In the USSR there are botanical museums in Leningrad, Kiev, Baku, Dushanbe, and other cities/ The largest specialized botanical museum is the museum of the V. L. Komarov Botanical Institute of the Academy of Sciences of the USSR (AN SSSR) in Leningrad. It was founded in 1823 as part of the Imperial Botanical Garden, on the basis of collections of specimens of dead plants, as well as everyday articles made from plants and products of plant origin collected by many generations of Russian botanists and travelers.
The possessions of the Botanical Museum—up to 70,000 specimens—are grouped in four sections. The collections of the economic botany section consist of objects of economic significance or those used for technical, pharmaceutical, and other purposes (fatty and volatile oils, resins, gums, samples of certain food products, fruits, seeds, types of tea, cocoa, coffee, various spices, medicines, and samples of fiber, narcotic, and sugar-containing plants).

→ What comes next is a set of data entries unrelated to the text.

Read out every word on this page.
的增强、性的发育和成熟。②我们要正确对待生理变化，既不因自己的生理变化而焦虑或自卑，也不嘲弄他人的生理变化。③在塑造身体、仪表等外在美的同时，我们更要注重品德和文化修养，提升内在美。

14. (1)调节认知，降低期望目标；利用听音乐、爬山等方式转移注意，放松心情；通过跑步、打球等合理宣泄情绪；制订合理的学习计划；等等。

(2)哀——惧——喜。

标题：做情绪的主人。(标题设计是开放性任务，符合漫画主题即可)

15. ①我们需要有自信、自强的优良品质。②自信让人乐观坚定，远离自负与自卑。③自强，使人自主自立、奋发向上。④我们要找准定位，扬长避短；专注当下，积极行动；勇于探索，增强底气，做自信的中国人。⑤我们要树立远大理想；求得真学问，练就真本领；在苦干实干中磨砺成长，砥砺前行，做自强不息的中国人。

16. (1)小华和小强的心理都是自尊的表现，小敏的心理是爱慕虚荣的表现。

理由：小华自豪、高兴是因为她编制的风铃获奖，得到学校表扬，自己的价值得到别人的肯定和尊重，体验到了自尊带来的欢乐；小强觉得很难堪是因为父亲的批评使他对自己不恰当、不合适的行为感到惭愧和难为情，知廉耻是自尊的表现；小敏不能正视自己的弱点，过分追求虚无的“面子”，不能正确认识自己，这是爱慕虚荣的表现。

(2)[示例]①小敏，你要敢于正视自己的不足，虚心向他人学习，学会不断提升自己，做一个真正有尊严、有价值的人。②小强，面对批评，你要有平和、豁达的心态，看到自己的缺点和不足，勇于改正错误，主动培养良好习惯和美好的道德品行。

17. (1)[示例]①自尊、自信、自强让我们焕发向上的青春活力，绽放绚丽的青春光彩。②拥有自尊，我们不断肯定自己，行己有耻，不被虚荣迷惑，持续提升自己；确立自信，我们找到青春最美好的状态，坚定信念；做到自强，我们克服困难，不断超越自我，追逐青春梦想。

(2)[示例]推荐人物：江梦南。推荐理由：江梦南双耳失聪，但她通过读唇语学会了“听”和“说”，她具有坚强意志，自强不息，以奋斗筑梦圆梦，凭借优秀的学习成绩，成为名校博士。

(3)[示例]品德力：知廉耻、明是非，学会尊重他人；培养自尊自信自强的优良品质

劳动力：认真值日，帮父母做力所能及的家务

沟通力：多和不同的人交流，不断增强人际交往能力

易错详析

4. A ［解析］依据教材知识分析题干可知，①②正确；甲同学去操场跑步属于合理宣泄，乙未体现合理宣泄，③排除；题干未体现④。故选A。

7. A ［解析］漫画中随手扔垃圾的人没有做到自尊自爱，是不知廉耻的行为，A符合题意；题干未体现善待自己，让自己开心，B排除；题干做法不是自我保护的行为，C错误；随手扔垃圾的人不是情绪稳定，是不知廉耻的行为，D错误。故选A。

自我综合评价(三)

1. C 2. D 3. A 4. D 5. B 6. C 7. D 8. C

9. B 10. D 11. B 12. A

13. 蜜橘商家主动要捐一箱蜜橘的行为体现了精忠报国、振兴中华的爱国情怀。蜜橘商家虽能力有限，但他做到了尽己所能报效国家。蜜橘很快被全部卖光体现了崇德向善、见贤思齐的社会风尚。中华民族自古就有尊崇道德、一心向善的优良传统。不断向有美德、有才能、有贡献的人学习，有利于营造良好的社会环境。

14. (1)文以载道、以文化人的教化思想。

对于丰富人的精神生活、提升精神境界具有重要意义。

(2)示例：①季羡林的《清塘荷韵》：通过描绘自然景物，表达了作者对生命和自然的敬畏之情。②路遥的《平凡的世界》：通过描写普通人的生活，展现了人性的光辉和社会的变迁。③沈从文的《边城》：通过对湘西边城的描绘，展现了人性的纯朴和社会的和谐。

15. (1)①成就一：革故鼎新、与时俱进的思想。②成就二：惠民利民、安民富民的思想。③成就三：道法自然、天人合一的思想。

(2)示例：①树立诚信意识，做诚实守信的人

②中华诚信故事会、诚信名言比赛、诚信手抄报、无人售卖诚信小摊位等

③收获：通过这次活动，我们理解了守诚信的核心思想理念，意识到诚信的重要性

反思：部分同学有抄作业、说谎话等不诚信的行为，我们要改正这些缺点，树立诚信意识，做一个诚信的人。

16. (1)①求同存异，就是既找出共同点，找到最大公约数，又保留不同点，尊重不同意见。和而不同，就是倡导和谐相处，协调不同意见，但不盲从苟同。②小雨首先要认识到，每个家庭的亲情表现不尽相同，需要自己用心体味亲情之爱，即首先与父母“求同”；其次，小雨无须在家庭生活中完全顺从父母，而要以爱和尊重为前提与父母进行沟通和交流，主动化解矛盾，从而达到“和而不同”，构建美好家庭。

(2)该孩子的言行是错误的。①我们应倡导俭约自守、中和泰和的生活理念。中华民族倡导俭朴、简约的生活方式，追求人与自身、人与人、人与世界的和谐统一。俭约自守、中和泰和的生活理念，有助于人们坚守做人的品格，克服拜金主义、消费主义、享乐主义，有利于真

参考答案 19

The carpology collection includes coniferous and sago cones and seeds and fruits from various species of palms (including the fruits of the Seychelles palm, which weigh up to 20 kg), dicotyledons, and other plants. The dendrology collection includes numerous trunks and cuttings from many of the varieties of trees in the world, including conifers, deciduous trees, and tree ferns. The dendrology collection also includes samples of wood from the mahogany, ebony, rosewood, and ironwood trees, pink sandalwood, boxtree and saxaul wood, a large collection of palm trunks, bamboo, a unique sample of the South African welwitschia, and other specimens. There is an interesting collection of burls—growths from tree trunks—that acquire particular beauty after proper treatment and are highly valued in industry. Lianas are richly represented in the collection of the Botanical Museum.
The biological collection at the Botanical Museum in Leningrad contains such specimens as the so-called cushion plants from the high mountain regions of Middle Asia (including the Pamirs) and the polar regions; gigantic herbaceous plants of the Umbelliferae family (ferula); parasitic plants such as rafflesia from Java; and giant-leafed plants, such as the shade palm, the grass Erianthus, and others. The museum also conducts morphological and comparative anatomical studies of some groups of higher plants (the order Coniferales and the families Poaceae [Gramineae], Araliaceae, Vitaceae, and others) and investigates the origin and phylogeny of separate species of the genus Hordeum. Between 1963 and 1967, the Botanical Museum of the V. L. Komarov Botanical Institute of the AN SSSR has published more than 100 scientific works.
REFERENCES
Bakhteev, F. Kh., and E. S. Chavchavadze. “Muzei Botanicheskogo institute im. V. L. Komarova Akademii nauk SSSR (K 250-letiiu Botanicheskogo in-ta).” Botanicheskii zhurnal, 1965, vol. 50, no. 10.Polianskii, V. I. “Kratkii istoricheskii oeherk museia.” In Ot Aptekarskogo ogoroda do Botanicheskogo instituta. Moscow-Leningrad, 1957.
“Chronica Botanica.” International Plant Science News Magazine, 1938, vol. 4, September, no. 4/5.